Bu ulusun Sulh Ceza Hakimliği ve Hakimi olarak şimdi diyeceksiniz ki bu olayla Hıyarın ne alakası var?Kara Köprü Hıyarı yetişen günlerde Çankırı da halk hakaret nedir bilmezdi.Amir amirliğini memur memurluğunu bilir,yasalar uygulanır ve yasalar halkın bütünlüğü için korunurdu.Halk ve benim gibi bu cehaliye dönemine tanık olanlar bile Kamuya ve görevlilerine saygıda kusur etmezdi.Kara köprü Hıyarının da Halkında bir onuru,şerefi ve saygınlığı vardı.Ben bu Hıyarı yetiştirmek için mücadele verirken Devlet ve Adalet Kara Köprüde oturuyor diye beni bir ara Hıyar sanıp üzerimdeki elbiselere kadar soymuş yine böyle bir Müslüman bayramının arifesinde polis merkezinde elbiselerimi iade etmişti.Neyse konunun uzmanlarınca meyve ve sebzeler kabuklarıyla yendiği taktirde çağın vebası kansere karşı koruyucu bir kalkan oluşturuyor dese de ben hala Hıyarın özellikle Kara Köprü Hıyarının sebze mi meyve mi olduğuna karar veremedim.İnsan kanser olurda,bizim Devletimiz Türkiye Cumhuriyeti Devleti kanser olmaz mı bakın oldu işte.Başbakanımız her kurumu kanser hücreleri gibi saran paralel yapının (Cemaatin) devleti yok etme gayesini açıklarken mücadeleyi mubah saymıştır.Hıyar da olsa diyorum kabuğuyla yenmeli.Ben bu olayda her olayda olduğu ve vukuu bulduğu üzere kendimi Kara Köprü Hıyarı gibi hissetmiş olmakla kalmamış uzun senelerdir hıyar gibi yaşarken Savcılığın bu ek kovuşturmaya yer olmadığı kararını bana yapılan en büyük hakaret olarak görmekteyim.

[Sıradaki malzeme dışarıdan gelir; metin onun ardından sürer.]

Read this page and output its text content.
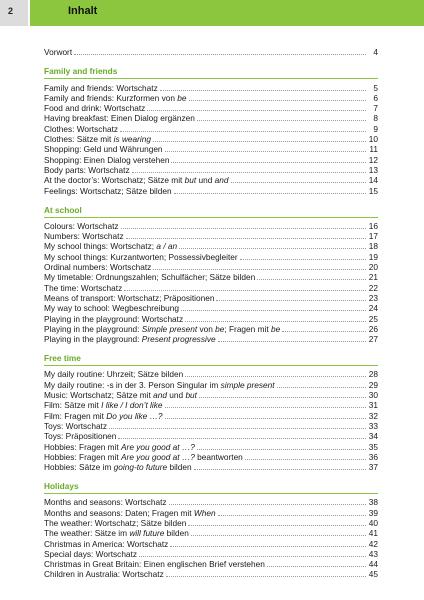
2	Inhalt
Vorwort	4
Family and friends
Family and friends: Wortschatz	5
Family and friends: Kurzformen von be	6
Food and drink: Wortschatz	7
Having breakfast: Einen Dialog ergänzen	8
Clothes: Wortschatz	9
Clothes: Sätze mit is wearing	10
Shopping: Geld und Währungen	11
Shopping: Einen Dialog verstehen	12
Body parts: Wortschatz	13
At the doctor’s: Wortschatz; Sätze mit but und and	14
Feelings: Wortschatz; Sätze bilden	15
At school
Colours: Wortschatz	16
Numbers: Wortschatz	17
My school things: Wortschatz; a / an	18
My school things: Kurzantworten; Possessivbegleiter	19
Ordinal numbers: Wortschatz	20
My timetable: Ordnungszahlen; Schulfächer; Sätze bilden	21
The time: Wortschatz	22
Means of transport: Wortschatz; Präpositionen	23
My way to school: Wegbeschreibung	24
Playing in the playground: Wortschatz	25
Playing in the playground: Simple present von be; Fragen mit be	26
Playing in the playground: Present progressive	27
Free time
My daily routine: Uhrzeit; Sätze bilden	28
My daily routine: -s in der 3. Person Singular im simple present	29
Music: Wortschatz; Sätze mit and und but	30
Film: Sätze mit I like / I don’t like	31
Film: Fragen mit Do you like …?	32
Toys: Wortschatz	33
Toys: Präpositionen	34
Hobbies: Fragen mit Are you good at …?	35
Hobbies: Fragen mit Are you good at …? beantworten	36
Hobbies: Sätze im going-to future bilden	37
Holidays
Months and seasons: Wortschatz	38
Months and seasons: Daten; Fragen mit When	39
The weather: Wortschatz; Sätze bilden	40
The weather: Sätze im will future bilden	41
Christmas in America: Wortschatz	42
Special days: Wortschatz	43
Christmas in Great Britain: Einen englischen Brief verstehen	44
Children in Australia: Wortschatz	45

Benim Kara Köprü Hıyarı veya bu ülkenin 00000000000 kimlik numaralı vatandaşı olduğuma karar verecek mercii ise yine Çankırı Sulh Ceza Hakimliği ve Hakimidir.Bu olayda yine tüm eski suçlarda olduğu gibi Orhan YILMAZ Kara Köprü Hıyarı misali kabuğu soyulup çekirdekleri çıkartılarak hakkında Asliye Ceza Mahkemesine hakaret ettiği gerekçesiyle dosya gönderilip yine kafadan suçlu ilan edilmiştir.Kara Köprü Hıyarı kabuğu ve çekirdekleriyle nasıl bir kültür hazinesi ise suçlar ve suça itilen nedenlerde bir bütündür.Nasıl bu ülkede tüm kurumların önünde ay yıldızlı bayrak gönderde dalgalanıyorsa o bayrak bir simge bir sembol değildir.O bayrak bu Devletin ve Ulusun bölünmez bütünlüğüdür,bir ulusun namus ve şerefidir.Bende hıyarda olsam dinim farklı,kültürüm tartışmalıda olsa birilerinin artık bir bez parçası gibi gördüğü o Şerefli Bayrağın ve Ulusun bir parçasıyım.

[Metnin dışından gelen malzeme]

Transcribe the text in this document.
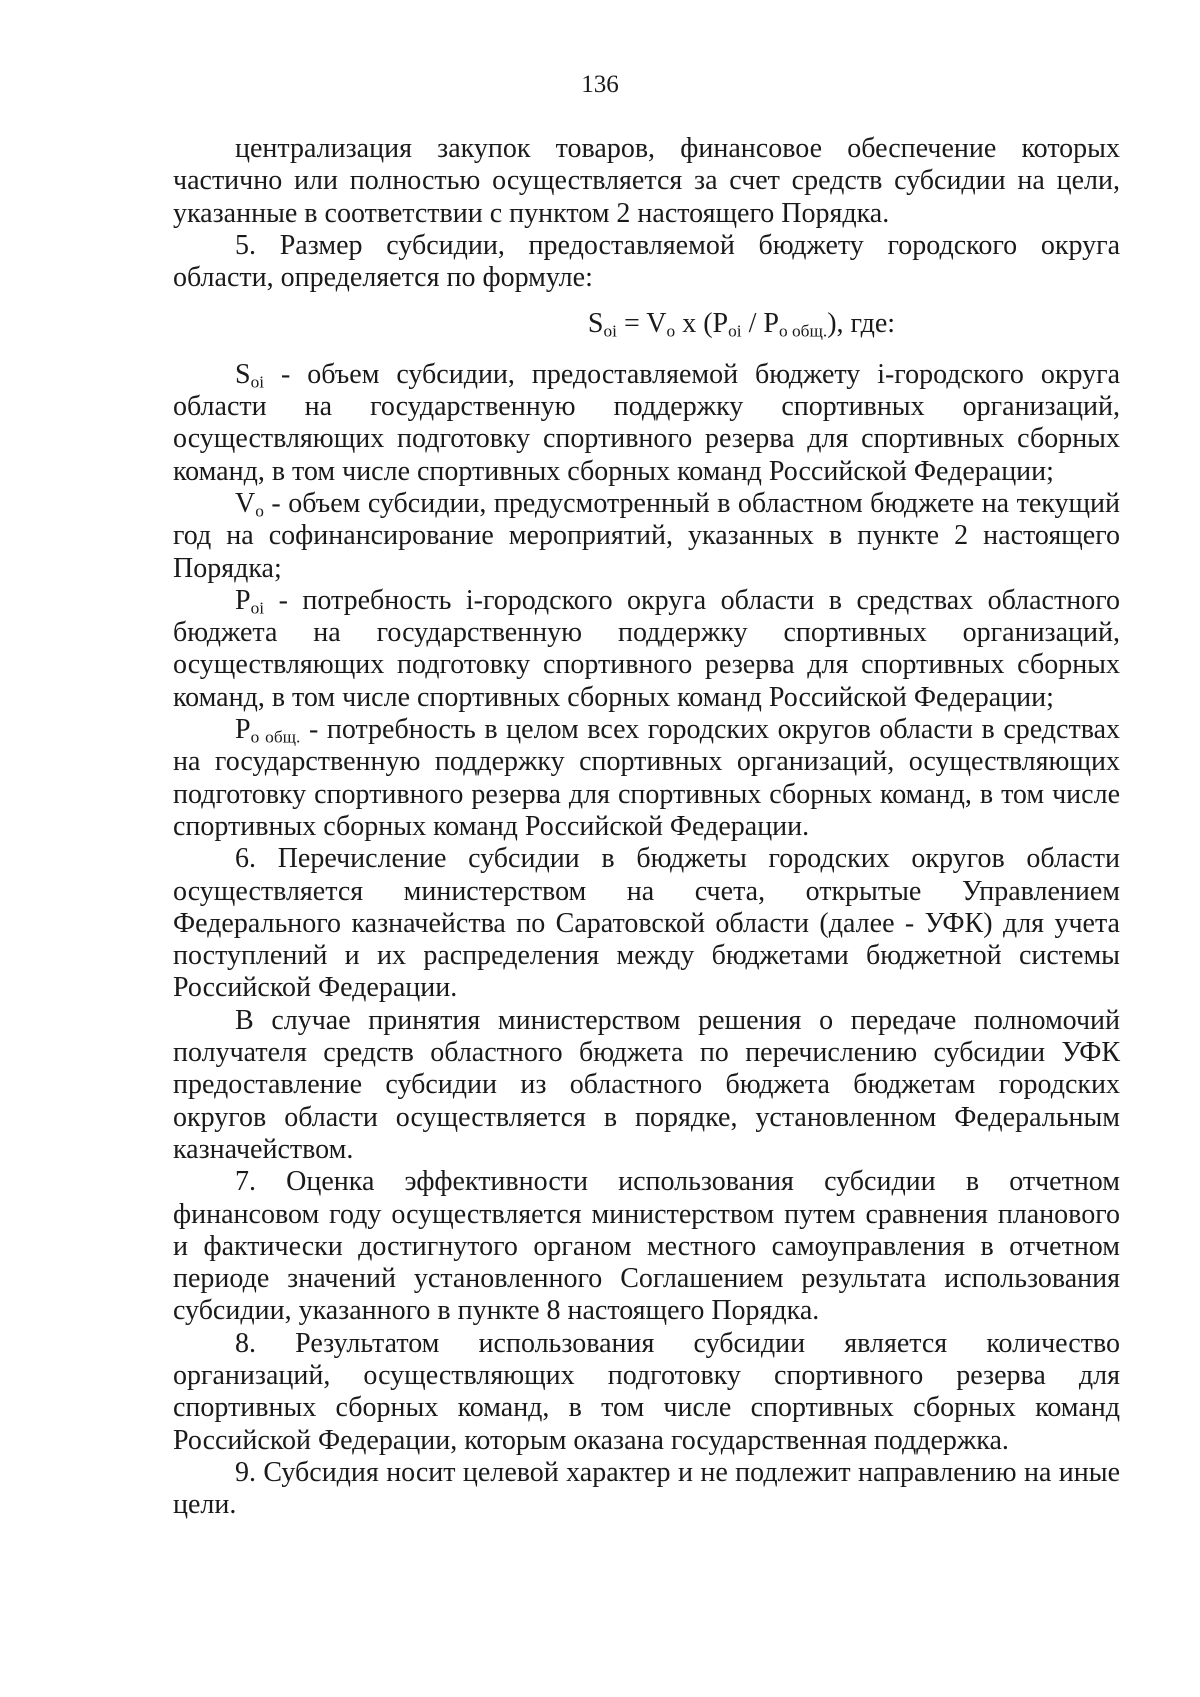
136

централизация закупок товаров, финансовое обеспечение которых частично или полностью осуществляется за счет средств субсидии на цели, указанные в соответствии с пунктом 2 настоящего Порядка.

5. Размер субсидии, предоставляемой бюджету городского округа области, определяется по формуле:

$S_{oi} = V_o$ x $(P_{oi} / P_{o общ.})$, где:

$S_{oi}$ - объем субсидии, предоставляемой бюджету i-городского округа области на государственную поддержку спортивных организаций, осуществляющих подготовку спортивного резерва для спортивных сборных команд, в том числе спортивных сборных команд Российской Федерации;

$V_o$ - объем субсидии, предусмотренный в областном бюджете на текущий год на софинансирование мероприятий, указанных в пункте 2 настоящего Порядка;

$P_{oi}$ - потребность i-городского округа области в средствах областного бюджета на государственную поддержку спортивных организаций, осуществляющих подготовку спортивного резерва для спортивных сборных команд, в том числе спортивных сборных команд Российской Федерации;

$P_{o общ.}$ - потребность в целом всех городских округов области в средствах на государственную поддержку спортивных организаций, осуществляющих подготовку спортивного резерва для спортивных сборных команд, в том числе спортивных сборных команд Российской Федерации.

6. Перечисление субсидии в бюджеты городских округов области осуществляется министерством на счета, открытые Управлением Федерального казначейства по Саратовской области (далее - УФК) для учета поступлений и их распределения между бюджетами бюджетной системы Российской Федерации.

В случае принятия министерством решения о передаче полномочий получателя средств областного бюджета по перечислению субсидии УФК предоставление субсидии из областного бюджета бюджетам городских округов области осуществляется в порядке, установленном Федеральным казначейством.

7. Оценка эффективности использования субсидии в отчетном финансовом году осуществляется министерством путем сравнения планового и фактически достигнутого органом местного самоуправления в отчетном периоде значений установленного Соглашением результата использования субсидии, указанного в пункте 8 настоящего Порядка.

8. Результатом использования субсидии является количество организаций, осуществляющих подготовку спортивного резерва для спортивных сборных команд, в том числе спортивных сборных команд Российской Федерации, которым оказана государственная поддержка.

9. Субсидия носит целевой характер и не подлежит направлению на иные цели.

2863 sayılı yasayı yok sayarak muhalefet yapanlar,Makamları babalarının malı sanarak söğüt gölgesi misali yatanlar,çaya çorbaya dahi o makamları satanlar Türkiye Cumhuriyeti Devletini yok etmek amacıyla Cemaat adı altında paralel yapıya hizmet edenler bu soruşturmada yer almadıkça kimsenin hukukun üstünlüğünden adaletin bağımsızlığından söz etmeye hakkı yoktur.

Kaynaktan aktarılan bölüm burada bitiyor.